Le regard vigilant de ma mère pointé sur mes gestes, je réussis à étaler le pesto maison sur les toasts, et à glisser un petit picodon frais sur chaque morceau de pain avant d'enfourner le tout. Je dresse ensuite le couvert sur la terrasse.
Comme la plupart des enfants, Loris a le sens de l'à propos et se met à pleurer au moment où nous nous apprêtons à passer à table.
— Laisse, je m'en occupe, dis-je à Nico qui soupire.
Je vais le chercher et prends contre moi la petite masse rouge et hurlante. Je le berce quelques instants mais les cris ne diminuent pas.
— Nico, il a faim non ? Ou il faut le changer ? Pourquoi il pleure comme ça ?
— Parce que c'est un bébé ! brame mon frère depuis le jardin.
Ma mère arrive à mon secours et lui prépare son biberon.
— Couvre-le, Loulou, on lui donnera son lait dehors, il a besoin de vitamine D ce petit.
Je garde Loris dans mes bras et lui donne son biberon pour que mon frère puisse profiter d'un repas tranquille. Je ne le vois pas aussi souvent que je le souhaiterais et je suis contente de m'occuper de lui. Il se calme dès la tétine de silicone glissée dans la bouche et boit goulûment son lait presque d'une traite. Repus, il se love ensuite contre moi et j'ai l'impression de sentir battre son petit cœur contre le mien. C'est émouvant d'avoir une petite vie comme ça, posée sur la poitrine, vulnérable. Ça doit être quelque chose d'être parent, de devenir responsable de la vie de quelqu'un. Il sent la crème pour bébé et l'odeur m'apaise. J'ai l'impression que je pourrais rester des heures avec mon neveu contre moi –tant qu'il ne pleure pas en tout cas- mais mon père qui a terminé de manger réclame son petit fils et je me résous à le lui confier pour attaquer moi-même mon déjeuner refroidi.
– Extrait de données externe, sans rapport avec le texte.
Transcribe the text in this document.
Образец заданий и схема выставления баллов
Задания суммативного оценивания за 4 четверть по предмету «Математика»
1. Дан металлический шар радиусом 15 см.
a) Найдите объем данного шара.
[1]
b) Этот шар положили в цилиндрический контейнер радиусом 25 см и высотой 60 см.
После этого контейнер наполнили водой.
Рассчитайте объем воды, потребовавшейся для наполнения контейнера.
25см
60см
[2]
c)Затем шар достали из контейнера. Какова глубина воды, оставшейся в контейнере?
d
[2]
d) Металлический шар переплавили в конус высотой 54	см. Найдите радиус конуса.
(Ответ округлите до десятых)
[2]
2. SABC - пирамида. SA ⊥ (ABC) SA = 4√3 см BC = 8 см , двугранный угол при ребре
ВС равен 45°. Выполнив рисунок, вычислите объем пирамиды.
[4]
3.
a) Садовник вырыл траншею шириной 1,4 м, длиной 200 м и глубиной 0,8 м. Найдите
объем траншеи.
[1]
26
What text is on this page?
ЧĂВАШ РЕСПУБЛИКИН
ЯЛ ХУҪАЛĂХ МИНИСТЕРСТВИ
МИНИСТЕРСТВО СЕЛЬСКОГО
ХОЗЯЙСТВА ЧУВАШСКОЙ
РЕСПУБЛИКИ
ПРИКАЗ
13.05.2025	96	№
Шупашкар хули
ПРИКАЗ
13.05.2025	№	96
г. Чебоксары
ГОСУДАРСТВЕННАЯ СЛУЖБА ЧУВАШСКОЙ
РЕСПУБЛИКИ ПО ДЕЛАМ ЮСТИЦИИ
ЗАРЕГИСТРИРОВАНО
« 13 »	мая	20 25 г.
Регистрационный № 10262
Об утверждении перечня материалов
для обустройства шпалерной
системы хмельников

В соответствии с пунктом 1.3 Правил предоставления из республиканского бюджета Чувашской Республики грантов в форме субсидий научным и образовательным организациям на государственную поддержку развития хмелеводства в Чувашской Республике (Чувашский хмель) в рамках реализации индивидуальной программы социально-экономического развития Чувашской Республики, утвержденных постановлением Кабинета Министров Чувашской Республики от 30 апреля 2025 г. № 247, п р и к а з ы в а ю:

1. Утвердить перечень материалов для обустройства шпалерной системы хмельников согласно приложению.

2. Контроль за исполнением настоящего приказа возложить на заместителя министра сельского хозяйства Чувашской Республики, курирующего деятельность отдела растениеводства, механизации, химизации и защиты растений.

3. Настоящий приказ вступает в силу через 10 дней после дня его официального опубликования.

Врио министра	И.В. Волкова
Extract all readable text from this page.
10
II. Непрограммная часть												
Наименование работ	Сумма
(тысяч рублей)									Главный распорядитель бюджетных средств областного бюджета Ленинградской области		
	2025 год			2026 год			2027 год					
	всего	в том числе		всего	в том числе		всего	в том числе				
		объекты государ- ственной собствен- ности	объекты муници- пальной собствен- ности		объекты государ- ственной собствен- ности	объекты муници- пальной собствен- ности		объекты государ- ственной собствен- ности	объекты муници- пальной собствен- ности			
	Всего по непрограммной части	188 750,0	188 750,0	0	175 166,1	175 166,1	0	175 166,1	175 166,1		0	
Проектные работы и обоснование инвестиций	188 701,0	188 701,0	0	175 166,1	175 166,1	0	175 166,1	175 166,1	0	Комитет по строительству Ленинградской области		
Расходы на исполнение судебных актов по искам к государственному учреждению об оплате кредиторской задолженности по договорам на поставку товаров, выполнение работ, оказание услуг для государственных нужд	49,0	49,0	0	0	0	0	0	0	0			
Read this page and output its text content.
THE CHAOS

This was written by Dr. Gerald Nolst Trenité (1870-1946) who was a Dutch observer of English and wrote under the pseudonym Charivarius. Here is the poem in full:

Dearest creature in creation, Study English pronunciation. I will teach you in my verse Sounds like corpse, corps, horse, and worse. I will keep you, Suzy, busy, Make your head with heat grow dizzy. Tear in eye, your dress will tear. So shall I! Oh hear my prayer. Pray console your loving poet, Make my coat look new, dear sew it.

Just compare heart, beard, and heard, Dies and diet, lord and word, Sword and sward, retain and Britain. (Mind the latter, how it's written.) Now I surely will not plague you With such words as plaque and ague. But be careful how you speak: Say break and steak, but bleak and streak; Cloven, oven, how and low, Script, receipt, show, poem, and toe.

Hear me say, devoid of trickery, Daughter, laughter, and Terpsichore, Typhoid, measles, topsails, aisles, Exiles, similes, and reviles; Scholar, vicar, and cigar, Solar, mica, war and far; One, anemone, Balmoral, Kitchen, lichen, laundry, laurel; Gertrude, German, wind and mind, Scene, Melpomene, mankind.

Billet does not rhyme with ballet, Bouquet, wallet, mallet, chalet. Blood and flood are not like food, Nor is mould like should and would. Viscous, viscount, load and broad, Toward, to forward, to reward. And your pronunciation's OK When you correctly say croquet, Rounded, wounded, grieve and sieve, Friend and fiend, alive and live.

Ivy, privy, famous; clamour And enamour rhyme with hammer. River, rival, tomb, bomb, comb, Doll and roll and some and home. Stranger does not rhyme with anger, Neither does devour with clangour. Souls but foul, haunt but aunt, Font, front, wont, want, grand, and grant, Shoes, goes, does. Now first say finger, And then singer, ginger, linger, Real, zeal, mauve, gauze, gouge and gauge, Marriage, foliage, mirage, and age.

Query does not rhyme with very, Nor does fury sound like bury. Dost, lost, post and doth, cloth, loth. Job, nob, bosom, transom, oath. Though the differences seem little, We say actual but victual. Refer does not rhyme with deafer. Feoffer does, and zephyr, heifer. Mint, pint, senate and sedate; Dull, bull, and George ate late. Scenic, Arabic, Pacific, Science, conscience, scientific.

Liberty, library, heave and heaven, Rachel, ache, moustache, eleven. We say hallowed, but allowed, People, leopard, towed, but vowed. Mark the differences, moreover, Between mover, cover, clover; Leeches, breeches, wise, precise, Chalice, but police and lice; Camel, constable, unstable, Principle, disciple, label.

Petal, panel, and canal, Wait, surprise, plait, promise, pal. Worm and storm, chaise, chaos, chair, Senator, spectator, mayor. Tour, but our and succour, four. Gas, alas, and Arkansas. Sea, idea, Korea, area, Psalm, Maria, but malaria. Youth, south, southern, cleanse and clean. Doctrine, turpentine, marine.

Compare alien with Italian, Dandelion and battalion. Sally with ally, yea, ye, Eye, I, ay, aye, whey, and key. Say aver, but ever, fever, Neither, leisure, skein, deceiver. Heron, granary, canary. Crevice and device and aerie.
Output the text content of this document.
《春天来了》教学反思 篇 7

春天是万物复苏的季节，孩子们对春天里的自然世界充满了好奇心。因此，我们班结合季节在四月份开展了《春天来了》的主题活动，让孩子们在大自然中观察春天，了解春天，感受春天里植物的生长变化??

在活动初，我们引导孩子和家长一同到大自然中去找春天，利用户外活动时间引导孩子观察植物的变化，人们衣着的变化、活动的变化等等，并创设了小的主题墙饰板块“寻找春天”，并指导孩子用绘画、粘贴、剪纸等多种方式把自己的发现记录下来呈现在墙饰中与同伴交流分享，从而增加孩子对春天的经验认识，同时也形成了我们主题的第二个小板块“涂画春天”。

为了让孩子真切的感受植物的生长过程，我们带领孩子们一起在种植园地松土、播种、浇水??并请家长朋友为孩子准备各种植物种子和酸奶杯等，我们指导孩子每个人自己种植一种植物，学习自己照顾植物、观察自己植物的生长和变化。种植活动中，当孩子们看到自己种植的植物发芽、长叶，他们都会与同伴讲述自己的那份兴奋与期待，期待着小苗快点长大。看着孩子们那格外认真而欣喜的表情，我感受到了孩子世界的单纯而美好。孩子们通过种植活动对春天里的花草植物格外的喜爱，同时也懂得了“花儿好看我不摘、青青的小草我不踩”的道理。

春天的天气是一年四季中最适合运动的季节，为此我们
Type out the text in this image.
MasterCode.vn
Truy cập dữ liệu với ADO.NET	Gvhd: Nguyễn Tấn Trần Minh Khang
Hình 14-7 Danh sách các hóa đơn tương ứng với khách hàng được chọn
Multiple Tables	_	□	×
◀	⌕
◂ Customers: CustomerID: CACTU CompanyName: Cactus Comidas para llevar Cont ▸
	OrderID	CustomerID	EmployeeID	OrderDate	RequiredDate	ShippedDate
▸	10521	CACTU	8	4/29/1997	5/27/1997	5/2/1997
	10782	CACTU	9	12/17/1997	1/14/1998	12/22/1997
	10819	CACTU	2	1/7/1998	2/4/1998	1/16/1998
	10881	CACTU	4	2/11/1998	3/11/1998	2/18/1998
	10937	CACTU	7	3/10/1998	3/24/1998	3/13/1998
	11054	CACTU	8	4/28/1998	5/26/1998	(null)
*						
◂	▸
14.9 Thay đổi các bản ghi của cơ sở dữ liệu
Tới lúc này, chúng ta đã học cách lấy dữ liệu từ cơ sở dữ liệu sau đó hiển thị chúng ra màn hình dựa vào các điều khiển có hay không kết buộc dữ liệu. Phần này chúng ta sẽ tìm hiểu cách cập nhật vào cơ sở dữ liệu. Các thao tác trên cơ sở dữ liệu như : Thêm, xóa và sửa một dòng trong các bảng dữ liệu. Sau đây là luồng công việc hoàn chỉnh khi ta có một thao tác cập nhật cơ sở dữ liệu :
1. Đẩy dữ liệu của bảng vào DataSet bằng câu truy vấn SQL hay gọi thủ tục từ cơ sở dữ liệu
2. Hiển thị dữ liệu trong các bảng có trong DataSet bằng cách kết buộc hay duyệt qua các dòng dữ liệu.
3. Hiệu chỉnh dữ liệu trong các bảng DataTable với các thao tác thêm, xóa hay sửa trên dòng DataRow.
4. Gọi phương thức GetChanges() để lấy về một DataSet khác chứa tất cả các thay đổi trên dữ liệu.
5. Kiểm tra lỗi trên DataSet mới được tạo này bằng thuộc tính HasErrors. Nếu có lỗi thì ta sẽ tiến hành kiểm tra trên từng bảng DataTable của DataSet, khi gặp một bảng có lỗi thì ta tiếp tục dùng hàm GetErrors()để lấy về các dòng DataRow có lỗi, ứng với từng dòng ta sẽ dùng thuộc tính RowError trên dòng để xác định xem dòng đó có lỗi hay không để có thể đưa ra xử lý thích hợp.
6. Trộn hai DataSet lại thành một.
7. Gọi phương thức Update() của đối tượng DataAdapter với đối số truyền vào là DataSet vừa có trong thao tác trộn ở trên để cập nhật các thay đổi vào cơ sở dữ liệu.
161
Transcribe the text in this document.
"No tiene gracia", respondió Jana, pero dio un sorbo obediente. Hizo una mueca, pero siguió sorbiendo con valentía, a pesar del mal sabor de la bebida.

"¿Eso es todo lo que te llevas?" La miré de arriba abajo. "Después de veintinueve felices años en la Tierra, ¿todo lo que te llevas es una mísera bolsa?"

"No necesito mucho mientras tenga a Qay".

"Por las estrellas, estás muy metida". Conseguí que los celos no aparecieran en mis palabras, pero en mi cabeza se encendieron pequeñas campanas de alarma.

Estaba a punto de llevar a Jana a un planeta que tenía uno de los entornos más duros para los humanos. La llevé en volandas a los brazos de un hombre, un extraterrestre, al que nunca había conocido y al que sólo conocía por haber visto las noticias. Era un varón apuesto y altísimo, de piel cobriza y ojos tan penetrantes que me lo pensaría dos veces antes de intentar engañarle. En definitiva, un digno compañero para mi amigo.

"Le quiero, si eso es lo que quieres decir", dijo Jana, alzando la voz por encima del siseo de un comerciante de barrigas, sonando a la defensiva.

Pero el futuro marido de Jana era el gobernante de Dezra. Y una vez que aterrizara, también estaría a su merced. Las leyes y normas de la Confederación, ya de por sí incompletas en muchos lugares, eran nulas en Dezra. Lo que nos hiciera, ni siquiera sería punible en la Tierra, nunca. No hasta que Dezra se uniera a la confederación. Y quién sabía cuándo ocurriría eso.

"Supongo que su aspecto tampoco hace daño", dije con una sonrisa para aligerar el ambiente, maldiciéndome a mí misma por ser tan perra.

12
— Bon, on a enfin fixé la date du baptême, s'exclame Nico tout content. Ce sera dimanche dix-huit juin, j'espère que vous êtes libres. Sinon annulez ! On a loué une petite auberge pour la journée, mais on fait juste ça entre nous, la famille proche. Lou, tu peux inviter Caro, ça me ferait plaisir qu'elle soit là.
— Je verrai avec elle, je te confirmerai.
— Mais Nico, tu invites les oncles et tantes quand même ? Parce que Dominique va me faire un cinéma pas possible si...
— Oui Mamoune. Bien sûr. Tata Dominique et les autres oncles et tantes, les grands parents même les cousins – cousines. Ça va être Noël en juin. De toute façon, du côté de Solène, il n'y aura pas grand monde, juste ses parents, son grand père et son cousin, le futur parrain.
— Alors ça y est, vous avez réussi à joindre le cousin fantôme ? demande-je, moqueuse.
— Pfff oui, quelle histoire ! Enfin, c'est So qui gère ça, moi je ne le connais même pas ce type. C'est une histoire compliquée, une sorte de marginal. Elle ne l'a pas vu depuis des lustres je ne sais pas pourquoi elle tient tant à ce que ce soit lui le parrain. Mais c'est un beau gosse, il paraît, ajoute-t-il avec un clin d'œil dans ma direction.
— Pourquoi tout le monde veut-il me caser avec cet inconnu, c'est dingue ! En plus un marginal ? Franchement ça donne envie !
— Qui sait... c'est peut-être le prince charmant ?
— Le prince charmant j'ai déjà donné.
J'ai prononcé les mots sans agressivité, mais Nico se mord les lèvres, mes parents baissent la tête.
Je force sur mon ton enjoué pour désamorcer le malaise.
— Bon, et sinon il y a des choses à prévoir ? Un petit discours peut-être ? Et un cadeau ? Ça offre quoi une marraine ?
— T'en fais pas, on a le temps de s'occuper de ce genre de choses. Réserve ton dimanche, c'est tout.